Citations please. Most of your banal examples are algorithms or bots, not AI.
Where do you draw the line? Bots at least are a sort of AI (by contemporary usage). They take natural language inputs and (sometimes) respond in an appropriate manner.
The problem is when it becomes a crutch.
Same way the calculator did. It's a short-cut to answers, and it spares its user the need to know how to get an answer. In doing so, it encourages laziness. What's 15% of your dinner bill? *whip out the 'ol pocket computer.*
It also stymies innovation, and experiment by trial and error. I'll even admit to this one personally. I went through about four loaves of a particular bread I was trying to bake - it rising and then collapsing every time - and it hit me. Hey Gemini, why is this happening? Scale back on the yeast. Ding, the one thing I DIDN'T think of. Next loaf went up perfectly. I'm not a baker, it's just something I do sometimes as a hobby. But instead of honing my skill, I just outsourced for the answer to get my end-product. Somehow it just wasn't as rewarding. Instead of figuring out the nuance of that recipe, I took a shortcut.

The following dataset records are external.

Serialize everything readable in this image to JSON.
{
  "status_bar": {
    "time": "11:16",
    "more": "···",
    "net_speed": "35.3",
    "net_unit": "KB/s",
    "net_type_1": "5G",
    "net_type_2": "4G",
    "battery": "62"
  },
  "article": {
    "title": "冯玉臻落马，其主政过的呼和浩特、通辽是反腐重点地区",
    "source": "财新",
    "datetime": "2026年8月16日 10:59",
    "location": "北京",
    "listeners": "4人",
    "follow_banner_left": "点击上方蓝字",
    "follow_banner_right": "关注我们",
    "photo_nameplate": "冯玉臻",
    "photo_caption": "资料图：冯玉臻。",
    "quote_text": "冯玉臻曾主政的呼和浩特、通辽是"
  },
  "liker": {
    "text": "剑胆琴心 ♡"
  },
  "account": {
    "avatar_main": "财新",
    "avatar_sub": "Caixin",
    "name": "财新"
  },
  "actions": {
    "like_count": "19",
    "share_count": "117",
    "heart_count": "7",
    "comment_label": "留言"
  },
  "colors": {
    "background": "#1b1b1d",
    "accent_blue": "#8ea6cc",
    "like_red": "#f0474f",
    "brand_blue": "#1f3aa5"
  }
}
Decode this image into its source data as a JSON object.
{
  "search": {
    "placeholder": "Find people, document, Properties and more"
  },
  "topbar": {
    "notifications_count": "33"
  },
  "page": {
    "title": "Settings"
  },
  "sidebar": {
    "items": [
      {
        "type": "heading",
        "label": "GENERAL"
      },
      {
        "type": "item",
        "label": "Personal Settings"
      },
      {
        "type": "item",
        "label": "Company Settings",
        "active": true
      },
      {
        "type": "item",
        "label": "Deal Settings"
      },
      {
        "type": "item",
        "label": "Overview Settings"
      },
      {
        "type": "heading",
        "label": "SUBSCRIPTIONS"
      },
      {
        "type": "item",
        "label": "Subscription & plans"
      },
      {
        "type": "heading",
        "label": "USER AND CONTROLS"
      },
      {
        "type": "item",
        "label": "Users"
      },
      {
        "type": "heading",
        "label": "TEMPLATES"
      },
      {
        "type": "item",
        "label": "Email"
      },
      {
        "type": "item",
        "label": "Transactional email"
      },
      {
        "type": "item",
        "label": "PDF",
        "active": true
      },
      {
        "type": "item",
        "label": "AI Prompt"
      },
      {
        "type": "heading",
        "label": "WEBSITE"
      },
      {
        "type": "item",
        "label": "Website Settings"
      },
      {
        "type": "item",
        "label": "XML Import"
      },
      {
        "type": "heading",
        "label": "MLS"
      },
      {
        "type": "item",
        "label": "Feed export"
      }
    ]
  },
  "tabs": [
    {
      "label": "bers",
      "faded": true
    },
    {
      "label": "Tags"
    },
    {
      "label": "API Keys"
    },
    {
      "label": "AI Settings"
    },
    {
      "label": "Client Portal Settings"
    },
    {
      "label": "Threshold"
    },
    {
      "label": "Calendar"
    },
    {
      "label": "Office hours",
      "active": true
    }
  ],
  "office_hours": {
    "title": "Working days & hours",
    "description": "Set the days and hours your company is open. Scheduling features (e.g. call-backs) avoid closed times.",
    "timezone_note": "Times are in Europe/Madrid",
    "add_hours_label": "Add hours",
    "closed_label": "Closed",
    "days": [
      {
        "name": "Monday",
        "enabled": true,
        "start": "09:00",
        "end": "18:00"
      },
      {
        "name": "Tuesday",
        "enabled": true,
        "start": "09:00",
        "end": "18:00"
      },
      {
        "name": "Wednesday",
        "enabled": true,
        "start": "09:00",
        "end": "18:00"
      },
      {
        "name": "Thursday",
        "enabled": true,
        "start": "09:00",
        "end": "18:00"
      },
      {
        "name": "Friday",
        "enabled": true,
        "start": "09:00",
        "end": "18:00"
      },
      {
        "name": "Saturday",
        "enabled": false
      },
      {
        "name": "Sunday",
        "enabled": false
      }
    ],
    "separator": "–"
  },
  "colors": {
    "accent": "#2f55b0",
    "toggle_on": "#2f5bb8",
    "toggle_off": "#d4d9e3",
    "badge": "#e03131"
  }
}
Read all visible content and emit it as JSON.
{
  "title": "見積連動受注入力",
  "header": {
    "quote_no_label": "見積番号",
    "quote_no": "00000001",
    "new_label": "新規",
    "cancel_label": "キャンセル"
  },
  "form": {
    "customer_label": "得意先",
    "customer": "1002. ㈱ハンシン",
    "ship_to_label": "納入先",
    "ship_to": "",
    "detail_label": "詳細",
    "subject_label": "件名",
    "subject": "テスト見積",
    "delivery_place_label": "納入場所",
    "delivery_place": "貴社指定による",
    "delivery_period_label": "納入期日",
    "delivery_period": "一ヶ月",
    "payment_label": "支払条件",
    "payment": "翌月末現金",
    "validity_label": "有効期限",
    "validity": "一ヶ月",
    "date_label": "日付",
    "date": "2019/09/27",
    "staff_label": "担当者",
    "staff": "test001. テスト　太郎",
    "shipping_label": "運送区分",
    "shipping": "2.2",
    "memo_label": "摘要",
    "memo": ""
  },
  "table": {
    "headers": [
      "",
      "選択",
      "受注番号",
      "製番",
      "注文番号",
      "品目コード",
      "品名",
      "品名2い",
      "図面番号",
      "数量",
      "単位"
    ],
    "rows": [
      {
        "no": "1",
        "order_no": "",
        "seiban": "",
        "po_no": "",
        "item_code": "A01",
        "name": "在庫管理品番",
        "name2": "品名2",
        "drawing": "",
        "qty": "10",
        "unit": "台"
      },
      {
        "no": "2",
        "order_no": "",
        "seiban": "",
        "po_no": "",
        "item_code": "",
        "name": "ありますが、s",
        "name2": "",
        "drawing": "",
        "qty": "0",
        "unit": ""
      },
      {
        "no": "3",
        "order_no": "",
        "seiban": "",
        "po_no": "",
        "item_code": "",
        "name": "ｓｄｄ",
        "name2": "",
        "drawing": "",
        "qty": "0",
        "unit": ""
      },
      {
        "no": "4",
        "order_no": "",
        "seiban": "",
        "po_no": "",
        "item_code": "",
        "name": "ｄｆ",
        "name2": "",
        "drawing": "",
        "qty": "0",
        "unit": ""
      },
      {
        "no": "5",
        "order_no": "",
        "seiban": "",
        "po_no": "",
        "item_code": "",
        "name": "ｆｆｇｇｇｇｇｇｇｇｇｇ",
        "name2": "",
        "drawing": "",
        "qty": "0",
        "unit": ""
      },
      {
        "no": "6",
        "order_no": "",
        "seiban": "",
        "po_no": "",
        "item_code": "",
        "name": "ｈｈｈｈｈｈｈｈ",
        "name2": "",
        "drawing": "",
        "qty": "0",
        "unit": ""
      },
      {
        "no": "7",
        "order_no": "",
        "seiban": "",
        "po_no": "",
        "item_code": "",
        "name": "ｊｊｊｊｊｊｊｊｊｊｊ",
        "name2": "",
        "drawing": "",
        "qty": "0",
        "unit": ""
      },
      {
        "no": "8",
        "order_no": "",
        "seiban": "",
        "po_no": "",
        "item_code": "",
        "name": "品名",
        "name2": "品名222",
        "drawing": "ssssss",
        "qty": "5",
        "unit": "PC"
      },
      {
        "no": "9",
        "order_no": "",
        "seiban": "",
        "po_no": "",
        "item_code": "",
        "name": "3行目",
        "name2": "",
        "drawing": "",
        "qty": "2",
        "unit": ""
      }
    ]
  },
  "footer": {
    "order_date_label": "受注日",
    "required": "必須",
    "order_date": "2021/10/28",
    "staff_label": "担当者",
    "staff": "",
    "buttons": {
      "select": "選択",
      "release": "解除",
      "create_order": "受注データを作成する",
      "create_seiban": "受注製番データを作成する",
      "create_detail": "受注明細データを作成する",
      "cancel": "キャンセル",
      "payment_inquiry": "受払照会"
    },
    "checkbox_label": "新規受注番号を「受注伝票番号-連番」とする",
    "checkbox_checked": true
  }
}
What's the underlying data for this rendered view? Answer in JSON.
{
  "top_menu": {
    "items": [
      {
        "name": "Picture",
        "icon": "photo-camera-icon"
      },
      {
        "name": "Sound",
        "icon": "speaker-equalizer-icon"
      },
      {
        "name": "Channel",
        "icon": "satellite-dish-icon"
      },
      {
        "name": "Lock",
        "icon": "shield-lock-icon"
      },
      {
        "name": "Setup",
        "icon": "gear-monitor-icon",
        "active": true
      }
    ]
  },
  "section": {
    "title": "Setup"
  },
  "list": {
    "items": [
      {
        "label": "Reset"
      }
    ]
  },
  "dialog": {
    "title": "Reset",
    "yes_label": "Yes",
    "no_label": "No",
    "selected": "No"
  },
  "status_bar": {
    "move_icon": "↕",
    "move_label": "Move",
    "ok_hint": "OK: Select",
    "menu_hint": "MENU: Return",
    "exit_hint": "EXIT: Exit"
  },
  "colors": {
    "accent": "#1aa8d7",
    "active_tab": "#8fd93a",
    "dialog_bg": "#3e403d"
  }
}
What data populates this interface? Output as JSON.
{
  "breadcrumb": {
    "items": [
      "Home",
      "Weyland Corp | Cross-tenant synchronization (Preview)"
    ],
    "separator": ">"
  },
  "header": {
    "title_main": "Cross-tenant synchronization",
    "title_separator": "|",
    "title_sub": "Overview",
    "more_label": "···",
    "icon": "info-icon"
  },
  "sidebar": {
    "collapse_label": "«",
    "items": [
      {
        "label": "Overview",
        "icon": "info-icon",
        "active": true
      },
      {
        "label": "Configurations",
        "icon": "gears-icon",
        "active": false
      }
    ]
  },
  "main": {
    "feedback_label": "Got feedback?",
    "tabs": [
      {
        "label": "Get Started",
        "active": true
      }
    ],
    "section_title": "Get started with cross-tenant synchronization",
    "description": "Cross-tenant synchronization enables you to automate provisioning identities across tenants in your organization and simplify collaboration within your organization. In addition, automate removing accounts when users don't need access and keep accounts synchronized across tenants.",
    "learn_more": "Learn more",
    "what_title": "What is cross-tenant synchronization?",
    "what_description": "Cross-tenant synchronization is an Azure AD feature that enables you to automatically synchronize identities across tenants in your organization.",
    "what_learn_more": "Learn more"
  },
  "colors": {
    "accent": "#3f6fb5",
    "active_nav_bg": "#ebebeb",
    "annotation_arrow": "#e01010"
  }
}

I think an interesting ethical question will be when people start trying to take credit for an AI's work. I'm not just talking about college kids spitting out essays - but researchers developing breakthrus where AI did most of the heavy lifting, doctors making astounding diagnoses, lawyers coming up with bulletproof arguments. Should they get the accolades, or should their computer?
Gemini has flat out given bogus information more times than it has helped. Someone on that team needs to exclude reddit from its sources. When I've gone back and done a traditional search for the incorrect information to find the source - half the time it's referencing reddit. It would be more accurate if it used pornhub as a primary source.
I would like to see an exploration of the premise that AI should always (that's the difficult part?) seek out unintended consequences.
Playing with the new AI driven Google search - it's more like the unintended humor of the retarded kid in class than it is intelligent.